Being first doesn't matter ... wanna bet?
Keith Crain is editor-in-chief of Automotive News.
Executives routinely say that being No. 1 in sales doesn't really matter. Don't believe them.
There seems to be some cooking the books in the American market because of the quiet war -- or, to be polite, competition -- for sales leadership in the luxury market.
It's ridiculous. Brands such as Mercedes-Benz and BMW, the two biggest adversaries, have such wide model ranges -- from less expensive models to the highest-priced vehicles -- that it seems silly to call them luxury brands.
But if they want to be No. 1, they shouldn't worry that there will be an asterisk by their sales numbers. This isn't like the end of 1998, when Cadillac fudged its sales by thousands of cars to retain the luxury sales title. That probably cost Cadillac General Manager John Smith a lot of bonus money and a couple of promotions, although he stayed at GM until retiring in 2010.
All I ask is that companies admit what they are doing and let the chips fall where they may. If they want to sell new cars to dealers and get them registered immediately, as BMW did in late July, that's fine. But let the world know what the numbers really are. They'll still be counted.
Don't make up car sales. That might cost you your job whether you win or lose a sales crown.
As long as companies are transparent, everyone -- competitors and dealers -- can understand what is going on and react accordingly.
For decades, creative accounting tricks for inflating sales results have been used in Europe; it's nothing new in the retail car business.
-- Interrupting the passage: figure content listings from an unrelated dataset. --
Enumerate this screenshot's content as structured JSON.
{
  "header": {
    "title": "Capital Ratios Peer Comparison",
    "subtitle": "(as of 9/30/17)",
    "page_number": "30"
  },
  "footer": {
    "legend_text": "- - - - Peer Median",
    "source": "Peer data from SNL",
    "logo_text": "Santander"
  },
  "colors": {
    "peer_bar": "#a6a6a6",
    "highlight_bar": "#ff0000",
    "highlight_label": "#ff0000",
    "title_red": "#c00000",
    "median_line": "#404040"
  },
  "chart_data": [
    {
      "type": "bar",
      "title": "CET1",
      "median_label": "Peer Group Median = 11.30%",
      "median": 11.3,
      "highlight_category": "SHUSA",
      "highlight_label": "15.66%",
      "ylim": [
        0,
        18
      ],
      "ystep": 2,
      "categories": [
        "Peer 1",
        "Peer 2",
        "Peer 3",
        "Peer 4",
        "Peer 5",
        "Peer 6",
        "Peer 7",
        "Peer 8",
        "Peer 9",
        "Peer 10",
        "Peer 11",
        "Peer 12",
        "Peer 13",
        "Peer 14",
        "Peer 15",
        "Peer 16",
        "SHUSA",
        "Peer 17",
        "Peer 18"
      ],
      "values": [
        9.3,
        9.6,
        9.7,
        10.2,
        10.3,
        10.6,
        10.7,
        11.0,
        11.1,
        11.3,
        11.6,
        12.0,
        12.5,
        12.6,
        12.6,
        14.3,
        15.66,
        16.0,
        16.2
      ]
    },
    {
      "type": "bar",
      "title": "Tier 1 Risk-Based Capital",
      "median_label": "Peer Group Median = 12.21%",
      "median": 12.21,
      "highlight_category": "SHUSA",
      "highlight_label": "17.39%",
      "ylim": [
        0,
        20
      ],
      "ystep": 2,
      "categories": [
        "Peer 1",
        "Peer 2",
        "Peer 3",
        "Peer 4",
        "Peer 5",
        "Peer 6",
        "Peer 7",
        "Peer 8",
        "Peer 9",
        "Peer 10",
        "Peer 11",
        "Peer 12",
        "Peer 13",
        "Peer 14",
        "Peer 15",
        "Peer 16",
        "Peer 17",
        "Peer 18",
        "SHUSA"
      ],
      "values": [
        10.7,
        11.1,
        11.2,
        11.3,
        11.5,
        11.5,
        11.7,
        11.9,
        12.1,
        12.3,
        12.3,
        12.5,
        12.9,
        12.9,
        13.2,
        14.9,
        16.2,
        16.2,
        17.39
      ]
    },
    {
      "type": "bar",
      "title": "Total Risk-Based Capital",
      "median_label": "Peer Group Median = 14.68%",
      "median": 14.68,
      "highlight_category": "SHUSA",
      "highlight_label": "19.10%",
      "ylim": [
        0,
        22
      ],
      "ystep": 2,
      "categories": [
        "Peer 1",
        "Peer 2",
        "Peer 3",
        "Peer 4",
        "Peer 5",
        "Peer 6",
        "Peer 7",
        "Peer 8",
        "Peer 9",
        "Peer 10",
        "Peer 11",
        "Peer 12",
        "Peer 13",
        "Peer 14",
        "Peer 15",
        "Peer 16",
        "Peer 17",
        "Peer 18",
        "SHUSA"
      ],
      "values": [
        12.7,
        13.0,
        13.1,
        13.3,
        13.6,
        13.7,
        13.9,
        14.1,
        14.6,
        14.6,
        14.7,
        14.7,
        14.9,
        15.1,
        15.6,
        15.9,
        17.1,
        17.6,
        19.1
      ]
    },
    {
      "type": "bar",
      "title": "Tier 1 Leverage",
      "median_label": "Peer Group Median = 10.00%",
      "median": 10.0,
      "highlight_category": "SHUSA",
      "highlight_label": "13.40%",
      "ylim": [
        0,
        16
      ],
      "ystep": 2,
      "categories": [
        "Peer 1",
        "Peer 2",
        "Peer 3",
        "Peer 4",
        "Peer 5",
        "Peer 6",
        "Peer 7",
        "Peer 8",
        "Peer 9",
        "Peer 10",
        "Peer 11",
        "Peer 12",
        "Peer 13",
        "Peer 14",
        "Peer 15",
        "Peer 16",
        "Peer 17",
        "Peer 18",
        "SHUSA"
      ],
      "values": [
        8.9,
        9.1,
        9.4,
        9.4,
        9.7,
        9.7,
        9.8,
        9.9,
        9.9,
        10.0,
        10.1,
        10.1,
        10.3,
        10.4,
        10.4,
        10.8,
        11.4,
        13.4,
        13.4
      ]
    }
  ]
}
But it makes the U.S. retail business very messy, and unless there is transparency, it's just a matter of time until some state's attorney general gets involved. Then it could get very ugly.
Mercedes is at a disadvantage and must be extremely cautious because just about everything the company does is under scrutiny as a result of the 2010 settlement with the Justice Department and the Securities and Exchange Commission of complaints that improper payments were made to government officials in 22 countries to win contracts for Daimler vehicles.
BMW needs to practice transparency in the United States or risk the consequences.
Auto execs will tell you that being first doesn't really matter. Unless you finish second.